His opinion was dismissed by the rest of the press but he was correct. "Two people were acquitted today," the press baron told him after the verdict. It was Christiansen who was forced out that year, having fallen from favour with the mercurial Beaverbrook. Shattered by this callous disloyalty, Christiansen died in 1963.
Within a year Beaverbrook was also gone. His son Max Aitken, a decorated war hero, took over the company. But he was never at ease with this responsibility and, in 1977, sold it to the Trafalgar House conglomerate. Ownership then passed through two other media firms before Reach, today one of the country's largest press concerns, gained the crown in 2018.
Predictably, Christiansen proved an impossible act to follow.
His successor, Ted Pickering, only lasted four years and after he left in 1962 there were 14 different editors in the remaining years of the 20th century. The revolving carousel did not stop great writers from working for the paper such as Jean Rook, known as the First Lady of Fleet Street, the suave but intrepid reporter Ross Benson and the best-selling novelist Frederick Forsyth.
There was more stability at the Sunday Express, where another tough Scotsman, John Junor, was in charge for 22 years from 1954. Irascible and opinionated, he could provoke hostility or loyalty in equal measure.
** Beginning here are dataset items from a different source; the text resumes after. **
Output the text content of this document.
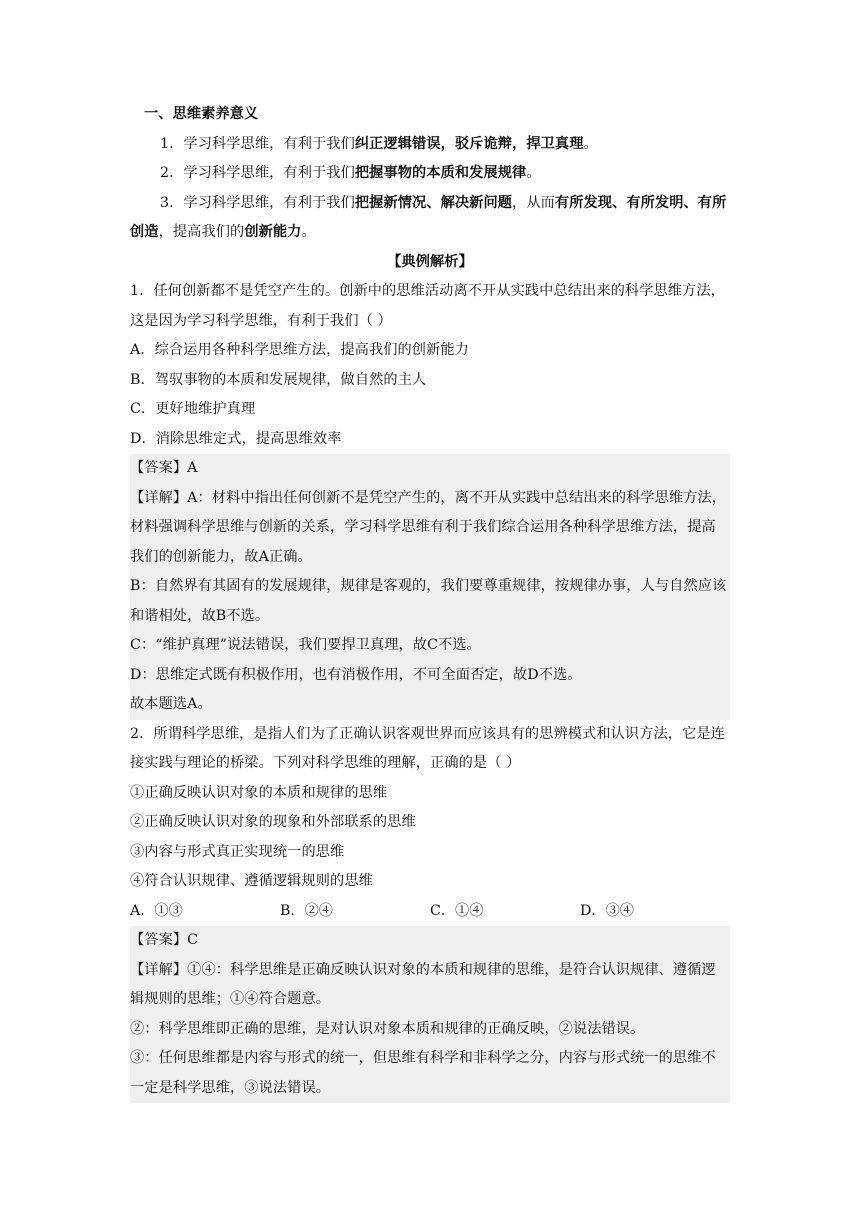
一、思维素养意义
1．学习科学思维，有利于我们纠正逻辑错误，驳斥诡辩，捍卫真理。
2．学习科学思维，有利于我们把握事物的本质和发展规律。
3．学习科学思维，有利于我们把握新情况、解决新问题，从而有所发现、有所发明、有所创造，提高我们的创新能力。
【典例解析】
1．任何创新都不是凭空产生的。创新中的思维活动离不开从实践中总结出来的科学思维方法，这是因为学习科学思维，有利于我们（ ）
A．综合运用各种科学思维方法，提高我们的创新能力
B．驾驭事物的本质和发展规律，做自然的主人
C．更好地维护真理
D．消除思维定式，提高思维效率
【答案】A
【详解】A：材料中指出任何创新不是凭空产生的，离不开从实践中总结出来的科学思维方法，材料强调科学思维与创新的关系，学习科学思维有利于我们综合运用各种科学思维方法，提高我们的创新能力，故A正确。
B：自然界有其固有的发展规律，规律是客观的，我们要尊重规律，按规律办事，人与自然应该和谐相处，故B不选。
C：“维护真理”说法错误，我们要捍卫真理，故C不选。
D：思维定式既有积极作用，也有消极作用，不可全面否定，故D不选。
故本题选A。
2．所谓科学思维，是指人们为了正确认识客观世界而应该具有的思辨模式和认识方法，它是连接实践与理论的桥梁。下列对科学思维的理解，正确的是（ ）
①正确反映认识对象的本质和规律的思维
②正确反映认识对象的现象和外部联系的思维
③内容与形式真正实现统一的思维
④符合认识规律、遵循逻辑规则的思维
A．①③	B．②④	C．①④	D．③④
【答案】C
【详解】①④：科学思维是正确反映认识对象的本质和规律的思维，是符合认识规律、遵循逻辑规则的思维；①④符合题意。
②：科学思维即正确的思维，是对认识对象本质和规律的正确反映，②说法错误。
③：任何思维都是内容与形式的统一，但思维有科学和非科学之分，内容与形式统一的思维不一定是科学思维，③说法错误。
He was, incidentally, the last "stranger" (ie non-MP) to be called to the Bar of the Commons for showing "contempt for Parliament" after he published an article highlighting the abuse of petrol allowances by MPs.
Although he was reprimanded, the story did him no harm. In its colour and rage at wrong-doing, his exposure was in the finest traditions of the Express' quest for justice which is as strong today as ever.
The great historian AJP Taylor once wrote that "the Daily Express was a paper for everyone from the moment Beaverbrook got hold of it". But those words could also apply to the paper's appeal today.